The fly connectome work has shown that walking through the 'windmill' of the fly brain can tell us how the fly's mind, albeit small, emerges from the brain. To reiterate, this is through multiple small circuits operating independently yet influenced by each other and by experience. We will, in about a decade or so, have similar details of the workings of the mouse brain and perhaps a few other animals, such as the octopus. There will be surprises and revelations on how these brains work.
Scientists will want to know how generalisable these conclusions are to humans. We will likely find ready acceptance of the views that the way motor responses are controlled may be similar in mouse, monkey and human. However, the question will always be asked: Is consciousness a peculiar human property with special neural explanations? There is heated debate on whether consciousness is a 'hard' problem, requiring hitherto unknown fundamental discoveries or whether the answer is more straightforward, and the way we pose our questions is what is needlessly complicated.

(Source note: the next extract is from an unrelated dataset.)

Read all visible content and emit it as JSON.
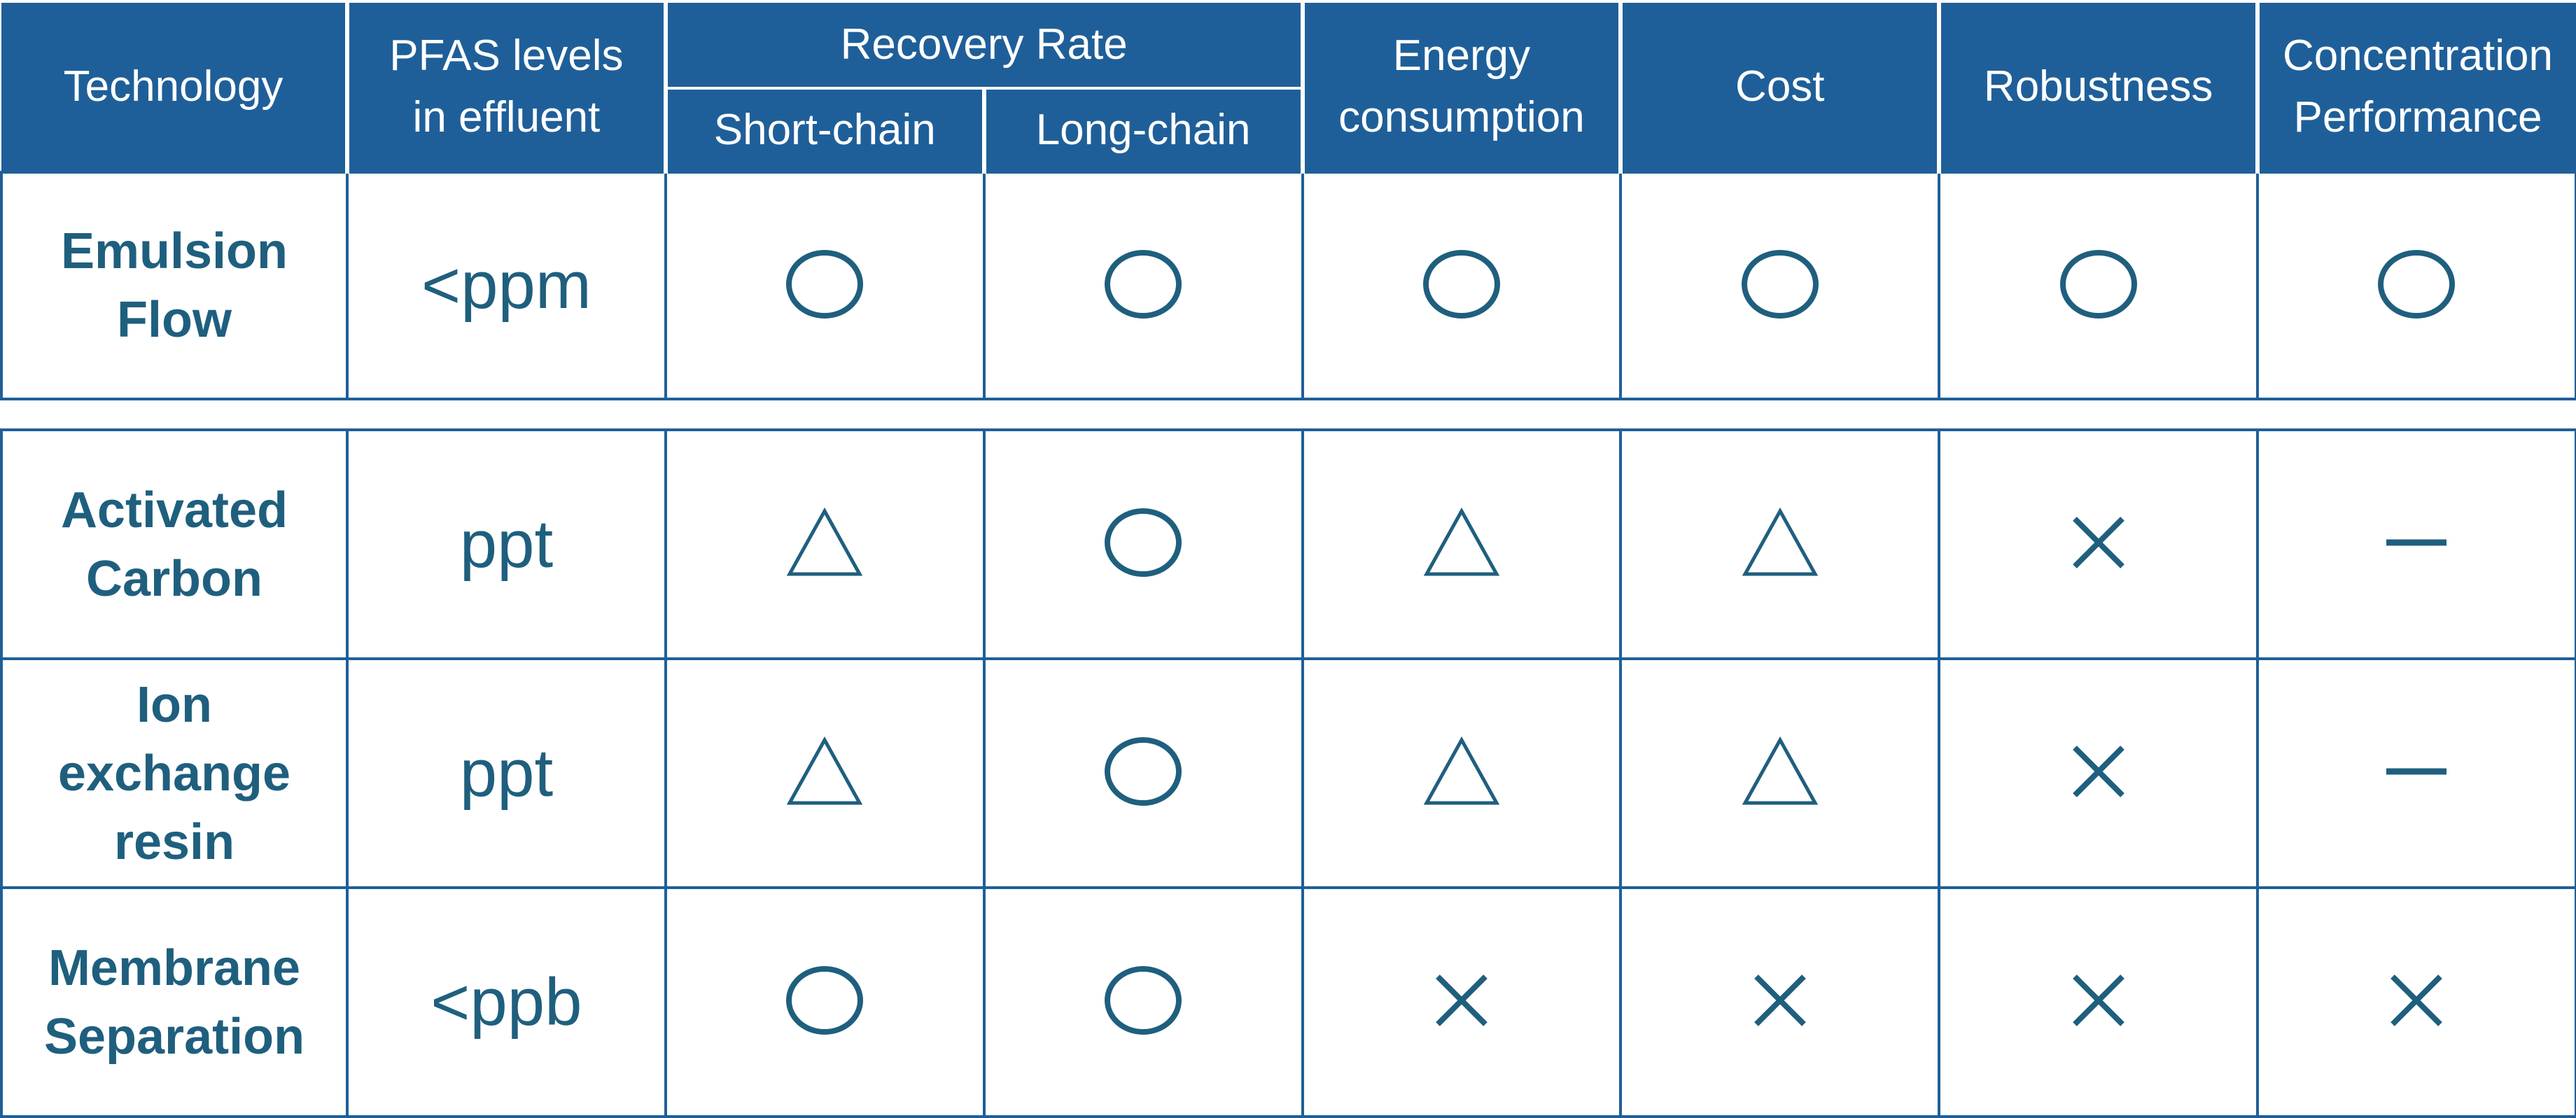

Understanding how brains allow consciousness to emerge may provide answers about whether and when machines can have a mind.
Stanislas Dehaene, Anil Seth, and Daniel Dennett are prominent figures in the study of consciousness, each offering unique perspectives on this complex topic. Dehaene proposes that consciousness is brain-wide information-sharing with the ability to hold information available for reasoning, decision-making, and verbal reporting. Dehaene's approach is empirical, focusing on what can be scientifically investigated rather than philosophical speculation. Seth's view is that the brain constantly makes predictions about sensory inputs and updates these predictions based on error signals. Seth calls his view the 'beast machine' theory, highlighting the evolutionary purpose of brains in making decisions about movement rapidly. The late Dennett is known for his controversial stance on consciousness. To him, consciousness was an 'illusion' created by the brain's information processing. There is no central 'Cartesian theater' where consciousness happens. Instead, it's a distributed process in the brain, and consciousness is a 'user illusion,' an edited version of reality that helps us survive.
Understanding of consciousness is rapidly emerging from two very different approaches. Studying simple brains reveals that they are capable of complex thoughts, and an understanding of the neuronal basis of these phenomena is rapidly emerging. Studying consciousness and complex thoughts in humans, on the other hand, when combined with our increasing understanding of human neuroanatomy and physiology, is telling us that consciousness and the complex movement seen in many simpler animals may have a similar neuronal basis. Both may stem from multiple small circuits working together, much like a massively parallel computer.